Why it matters: The NYSE said last Thursday it would suspend trading action from Jan. 7 for China Mobile, China Telecom, and China Unicom Hong Kong following a Trump executive order that imposed restrictions on firms the U.S. identified as being affiliated with the Chinese military.
What they're saying: NYSE spokesperson Farrell Kramer declined to comment on what had changed in relation to compliance with the executive order. But Kramer referred Axios to a stock exchange statement saying that "in light of further consultation" it no longer intends to move forward with the delisting action."
- "At this time, the Issuers will continue to be listed and traded on the NYSE," per the statement.
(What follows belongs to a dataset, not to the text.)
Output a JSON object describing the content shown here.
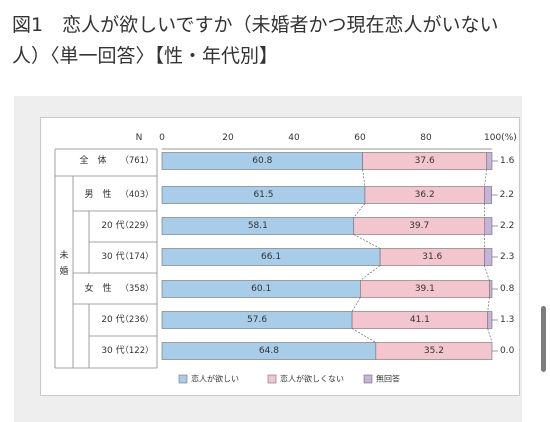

- "NYSE Regulation will continue to evaluate the applicability of Executive Order 13959 to these Issuers and their continued listing status."
Of note: The Chinese Ministry of Commerce on Saturday reacted to the NYSE's original announcement by saying it would take "necessary measures" to protect China's companies, per Reuters.
- "This kind of abuse of national security and state power to suppress Chinese firms does not comply with market rules and violates market logic," the ministry said in a statement.
Background: In November, President Trump signed the executive order prohibiting American firms and individuals from owning shares in any of the 31 Chinese companies previously listed as enabling China's army, effective Jan. 11.
- The order described the army is a threat to the U.S. and is "increasingly exploiting United States capital" to gain an edge in its military-industrial complex.
Editor's note: This article has been updated with new details throughout.